Discographette's Rerun Era

@torb @megmac I use both! I think mastodon is cool! I also think its full of people I don't really *click with* no matter the instance. whereas on bsky ive found my perfect mix of intelligent shitposters & tired techies *immediately*, like, within HOURS of starting. a feat I haven't pulled off on Mastodon despite putting in *hundreds of hours*

I tried! really did! but I barely touch this place except to read/write a response to a post like this. It's just *so clunky* for me, not sure abt a fix

Discographette's Rerun Era

@torb @megmac I say this as someone who loves some of the worst, least user friendly software on the planet (old blender, weird text editors like obsidian, etc)

just to be clear tho, I agree with masto's mission + the OP really strongly

bitzero

@megmac The issue here is the degree of control you want on your digital life. Megacorps offer the easy way: play in a walled garden by their rules.

But if you try to learn how things work, you can change that. You can even use megacorp tools against them. Or simply leave them behind.

Fedi tries to be, and is, an option for those who want a better digital social experience. It's not just for nerds, but a little effort is required.

I do not want to offend anyone, but passivity leads nowhere.

Martin Tilo Schmitz

@megmac thank you for calling this concept put to me. I immediately recognized this in sooo many things.

Annoyingly, social media outrage about some smaller or bigger issue in some commercial software product is sometimes minimized by corporations as a storm in a puddle, instead of recognized as an exasperated last ditch attempt to get a course correction.

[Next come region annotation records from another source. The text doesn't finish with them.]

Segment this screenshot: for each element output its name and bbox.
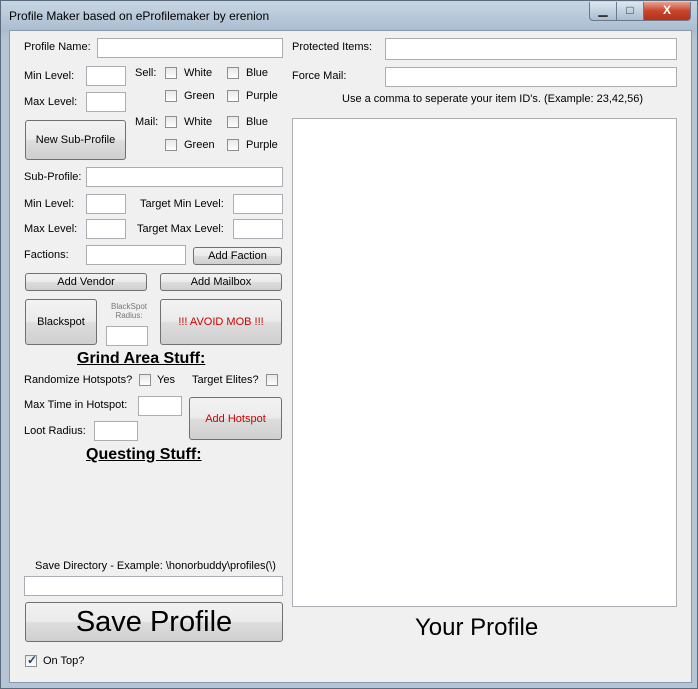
title-bar[interactable]: Profile Maker based on eProfilemaker by …	[1, 1, 697, 29]
sell-label: Sell:	[135, 67, 157, 79]
sell-green-checkbox[interactable]	[165, 90, 177, 102]
force-mail-label: Force Mail:	[292, 70, 347, 82]
factions-input[interactable]	[86, 245, 186, 265]
maximize-icon: □	[626, 3, 634, 17]
min-level-input[interactable]	[86, 66, 126, 86]
grind-area-heading: Grind Area Stuff:	[77, 350, 206, 367]
factions-label: Factions:	[24, 249, 69, 261]
loot-radius-label: Loot Radius:	[24, 425, 86, 437]
force-mail-input[interactable]	[385, 67, 677, 87]
add-mailbox-button[interactable]: Add Mailbox	[160, 273, 282, 291]
mail-purple-checkbox[interactable]	[227, 139, 239, 151]
profile-name-label: Profile Name:	[24, 41, 91, 53]
sell-purple-checkbox[interactable]	[227, 90, 239, 102]
your-profile-label: Your Profile	[415, 614, 539, 641]
on-top-label: On Top?	[43, 655, 85, 667]
mail-purple-label: Purple	[246, 139, 278, 151]
avoid-mob-button[interactable]: !!! AVOID MOB !!!	[160, 299, 282, 345]
sub-min-level-input[interactable]	[86, 194, 126, 214]
mail-white-label: White	[184, 116, 213, 128]
maximize-button[interactable]: □	[616, 2, 644, 21]
target-max-level-label: Target Max Level:	[137, 223, 224, 235]
add-vendor-button[interactable]: Add Vendor	[25, 273, 147, 291]
minimize-icon: ▁	[598, 3, 608, 17]
item-id-hint: Use a comma to seperate your item ID's. …	[342, 93, 644, 105]
mail-white-checkbox[interactable]	[165, 116, 177, 128]
sub-max-level-label: Max Level:	[24, 223, 78, 235]
blackspot-radius-label: BlackSpot Radius:	[110, 302, 148, 320]
sell-purple-label: Purple	[246, 90, 278, 102]
max-time-hotspot-label: Max Time in Hotspot:	[24, 399, 128, 411]
new-subprofile-button[interactable]: New Sub-Profile	[25, 120, 126, 160]
target-max-level-input[interactable]	[233, 219, 283, 239]
blackspot-button[interactable]: Blackspot	[25, 299, 97, 345]
randomize-hotspots-checkbox[interactable]	[139, 374, 151, 386]
loot-radius-input[interactable]	[94, 421, 138, 441]
max-time-hotspot-input[interactable]	[138, 396, 182, 416]
sub-max-level-input[interactable]	[86, 219, 126, 239]
save-directory-label: Save Directory - Example: \honorbuddy\pr…	[35, 560, 276, 572]
add-hotspot-button[interactable]: Add Hotspot	[189, 397, 282, 440]
randomize-yes-label: Yes	[157, 374, 175, 386]
randomize-hotspots-label: Randomize Hotspots?	[24, 374, 133, 386]
client-area: Profile Name: Min Level: Max Level: Sell…	[9, 30, 692, 683]
profile-output-textarea[interactable]	[292, 118, 677, 607]
add-faction-button[interactable]: Add Faction	[193, 247, 282, 265]
close-icon: X	[662, 3, 671, 17]
sub-min-level-label: Min Level:	[24, 198, 75, 210]
target-elites-label: Target Elites?	[192, 374, 259, 386]
target-min-level-input[interactable]	[233, 194, 283, 214]
questing-heading: Questing Stuff:	[86, 446, 202, 463]
sell-blue-label: Blue	[246, 67, 269, 79]
mail-blue-checkbox[interactable]	[227, 116, 239, 128]
profile-name-input[interactable]	[97, 38, 283, 58]
subprofile-label: Sub-Profile:	[24, 171, 82, 183]
mail-green-checkbox[interactable]	[165, 139, 177, 151]
minimize-button[interactable]: ▁	[589, 2, 617, 21]
save-directory-input[interactable]	[24, 576, 283, 596]
blackspot-radius-input[interactable]	[106, 326, 148, 346]
mail-blue-label: Blue	[246, 116, 269, 128]
save-profile-button[interactable]: Save Profile	[25, 602, 283, 642]
target-min-level-label: Target Min Level:	[140, 198, 224, 210]
subprofile-input[interactable]	[86, 167, 283, 187]
max-level-label: Max Level:	[24, 96, 78, 108]
target-elites-checkbox[interactable]	[266, 374, 278, 386]
max-level-input[interactable]	[86, 92, 126, 112]
mail-label: Mail:	[135, 116, 159, 128]
protected-items-input[interactable]	[385, 38, 677, 60]
sell-white-checkbox[interactable]	[165, 67, 177, 79]
close-button[interactable]: X	[643, 2, 691, 21]
app-window: Profile Maker based on eProfilemaker by …	[0, 0, 698, 689]
sell-blue-checkbox[interactable]	[227, 67, 239, 79]
min-level-label: Min Level:	[24, 70, 75, 82]
on-top-checkbox[interactable]	[25, 653, 37, 667]
mail-green-label: Green	[184, 139, 215, 151]
sell-green-label: Green	[184, 90, 215, 102]
sell-white-label: White	[184, 67, 213, 79]
protected-items-label: Protected Items:	[292, 41, 373, 53]
window-title: Profile Maker based on eProfilemaker by …	[9, 9, 270, 23]
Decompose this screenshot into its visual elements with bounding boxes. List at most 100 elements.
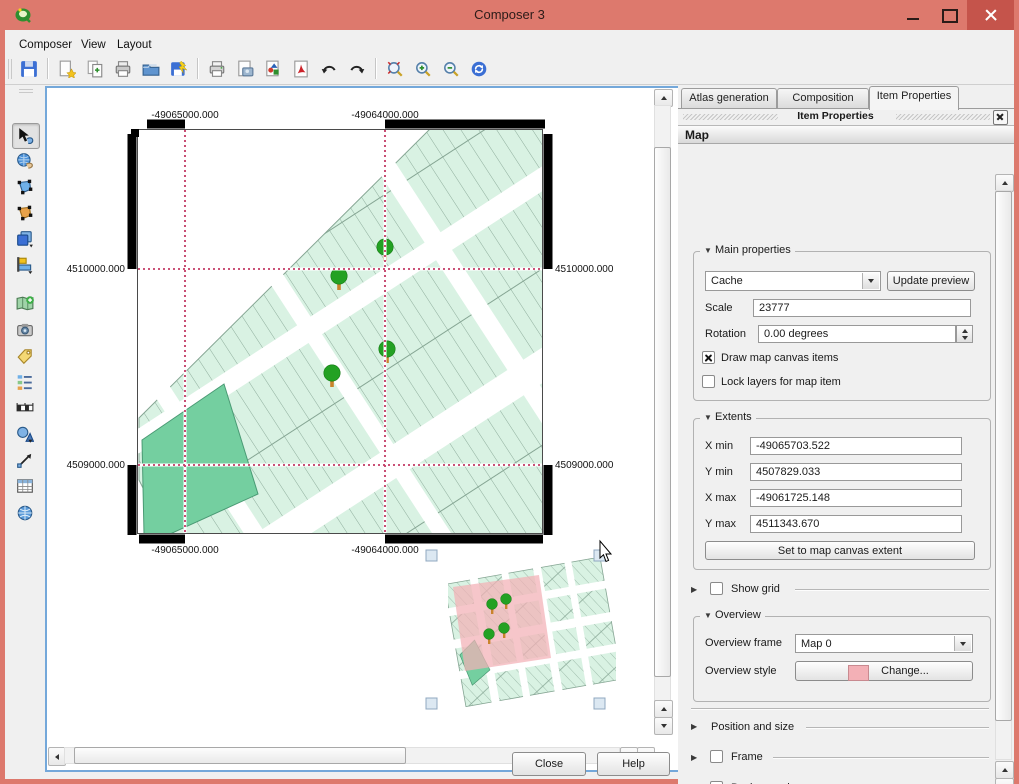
maximize-button[interactable] bbox=[932, 0, 966, 30]
tool-add-html-frame[interactable] bbox=[12, 501, 38, 525]
y-max-input[interactable]: 4511343.670 bbox=[750, 515, 962, 533]
save-as-template-button[interactable] bbox=[167, 57, 191, 81]
print-icon bbox=[208, 60, 226, 78]
title-bar: Composer 3 bbox=[0, 0, 1019, 30]
tab-atlas-generation[interactable]: Atlas generation bbox=[681, 88, 777, 109]
spin-down-icon[interactable] bbox=[962, 336, 968, 340]
composer-manager-button[interactable] bbox=[111, 57, 135, 81]
x-min-input[interactable]: -49065703.522 bbox=[750, 437, 962, 455]
tool-move-item-content[interactable] bbox=[12, 149, 38, 173]
main-properties-title[interactable]: Main properties bbox=[700, 244, 795, 256]
toolbar-handle[interactable] bbox=[8, 59, 12, 79]
zoom-out-icon bbox=[442, 60, 460, 78]
scroll-up-button2[interactable] bbox=[995, 761, 1014, 779]
tool-add-arrow[interactable] bbox=[12, 448, 38, 472]
dock-title-bar: Item Properties bbox=[678, 109, 1014, 124]
select-move-item-icon bbox=[17, 127, 35, 145]
scroll-up-button2[interactable] bbox=[654, 700, 673, 718]
canvas-vscrollbar[interactable] bbox=[654, 89, 672, 735]
scale-input[interactable]: 23777 bbox=[753, 299, 971, 317]
scroll-down-button[interactable] bbox=[995, 778, 1014, 784]
duplicate-composer-button[interactable] bbox=[83, 57, 107, 81]
panel-scrollbar[interactable] bbox=[995, 174, 1013, 784]
position-size-expander-icon[interactable] bbox=[691, 722, 697, 731]
tool-group-items[interactable] bbox=[12, 227, 38, 251]
y-min-label: Y min bbox=[705, 466, 733, 478]
redo-button[interactable] bbox=[345, 57, 369, 81]
minimize-button[interactable] bbox=[896, 0, 930, 30]
frame-expander-icon[interactable] bbox=[691, 753, 697, 762]
tool-add-legend[interactable] bbox=[12, 370, 38, 394]
draw-map-canvas-items-checkbox[interactable] bbox=[702, 351, 715, 364]
tool-align-items[interactable] bbox=[12, 253, 38, 277]
overview-frame-combo[interactable]: Map 0 bbox=[795, 634, 973, 653]
menu-composer[interactable]: Composer bbox=[13, 36, 78, 54]
rotation-input[interactable]: 0.00 degrees bbox=[758, 325, 956, 343]
tool-add-new-map[interactable] bbox=[12, 292, 38, 316]
rotation-spinner[interactable] bbox=[956, 325, 973, 343]
window-title: Composer 3 bbox=[0, 7, 1019, 22]
chevron-down-icon bbox=[954, 636, 971, 651]
close-button[interactable]: Close bbox=[512, 752, 586, 776]
panel-scroll-thumb[interactable] bbox=[995, 191, 1012, 721]
preview-mode-combo[interactable]: Cache bbox=[705, 271, 881, 291]
x-max-input[interactable]: -49061725.148 bbox=[750, 489, 962, 507]
tool-edit-nodes-item-alt[interactable] bbox=[12, 201, 38, 225]
set-to-map-canvas-extent-button[interactable]: Set to map canvas extent bbox=[705, 541, 975, 560]
extents-title[interactable]: Extents bbox=[700, 411, 756, 423]
y-min-input[interactable]: 4507829.033 bbox=[750, 463, 962, 481]
lock-layers-checkbox[interactable] bbox=[702, 375, 715, 388]
tab-item-properties[interactable]: Item Properties bbox=[869, 86, 959, 110]
add-shape-icon bbox=[16, 425, 34, 443]
export-as-svg-button[interactable] bbox=[261, 57, 285, 81]
tool-add-label[interactable] bbox=[12, 344, 38, 368]
frame-checkbox[interactable] bbox=[710, 750, 723, 763]
grid-label-right-lower: 4509000.000 bbox=[555, 460, 614, 471]
vscroll-thumb[interactable] bbox=[654, 147, 671, 677]
spin-up-icon[interactable] bbox=[962, 329, 968, 333]
add-label-icon bbox=[16, 347, 34, 365]
print-button[interactable] bbox=[205, 57, 229, 81]
export-as-pdf-button[interactable] bbox=[289, 57, 313, 81]
tool-add-attribute-table[interactable] bbox=[12, 474, 38, 498]
zoom-in-button[interactable] bbox=[411, 57, 435, 81]
export-as-image-button[interactable] bbox=[233, 57, 257, 81]
overview-title[interactable]: Overview bbox=[700, 609, 765, 621]
overview-map-item[interactable] bbox=[437, 548, 629, 715]
undo-button[interactable] bbox=[317, 57, 341, 81]
tool-add-scalebar[interactable] bbox=[12, 396, 38, 420]
tool-add-basic-shape[interactable] bbox=[12, 422, 38, 446]
tool-edit-nodes-item[interactable] bbox=[12, 175, 38, 199]
zoom-out-button[interactable] bbox=[439, 57, 463, 81]
grid-label-top-right: -49064000.000 bbox=[351, 110, 419, 121]
menu-layout[interactable]: Layout bbox=[111, 36, 158, 54]
tool-select-move-item[interactable] bbox=[12, 123, 40, 149]
show-grid-expander-icon[interactable] bbox=[691, 585, 697, 594]
y-max-label: Y max bbox=[705, 518, 736, 530]
item-type-header: Map bbox=[678, 125, 1014, 144]
tab-composition[interactable]: Composition bbox=[777, 88, 869, 109]
grid-label-bottom-right: -49064000.000 bbox=[351, 545, 419, 556]
frame-label[interactable]: Frame bbox=[731, 751, 763, 763]
menu-view[interactable]: View bbox=[75, 36, 112, 54]
position-and-size-label[interactable]: Position and size bbox=[711, 721, 794, 733]
hscroll-thumb[interactable] bbox=[74, 747, 406, 764]
add-html-icon bbox=[16, 504, 34, 522]
zoom-full-button[interactable] bbox=[383, 57, 407, 81]
refresh-view-button[interactable] bbox=[467, 57, 491, 81]
scroll-down-button[interactable] bbox=[654, 717, 673, 735]
dock-close-button[interactable] bbox=[993, 110, 1008, 125]
overview-style-change-button[interactable]: Change... bbox=[795, 661, 973, 681]
tool-add-image[interactable] bbox=[12, 318, 38, 342]
update-preview-button[interactable]: Update preview bbox=[887, 271, 975, 291]
toolbox-handle[interactable] bbox=[19, 89, 33, 93]
window-close-button[interactable] bbox=[967, 0, 1014, 30]
overview-group bbox=[693, 616, 991, 702]
composition-canvas[interactable]: -49065000.000 -49064000.000 -49065000.00… bbox=[45, 86, 681, 772]
save-project-button[interactable] bbox=[17, 57, 41, 81]
new-composer-button[interactable] bbox=[55, 57, 79, 81]
help-button[interactable]: Help bbox=[597, 752, 670, 776]
add-legend-icon bbox=[16, 373, 34, 391]
load-from-template-button[interactable] bbox=[139, 57, 163, 81]
show-grid-checkbox[interactable] bbox=[710, 582, 723, 595]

Also, this is why App-store reviews are used for bug and UX issue reports. It's one of the places where consumers feel they have leverage.

Richard Hendricks

@megmac Saving Onionman as a new word for the autocorrect. 🙂

Red

@megmac I haven't been here long but I like what I see so far. This dates me a bit but it reminds me of things like IRC - a bunch of independent groups/servers that just chose to connect and collaborate. There was no one body controlling content or deciding what the community was. Communities decided for themselves and if they didn't get along they just didn't talk to each other.

Red

@megmac I know a lot of people these days don't have the patience to go searching for forums or learn things like IRC commands, and certainly forums and IRC were far from perfect, but it sure seemed to feel a lot freer when there wasn't a constant fear of some Big Bad screwing everything up.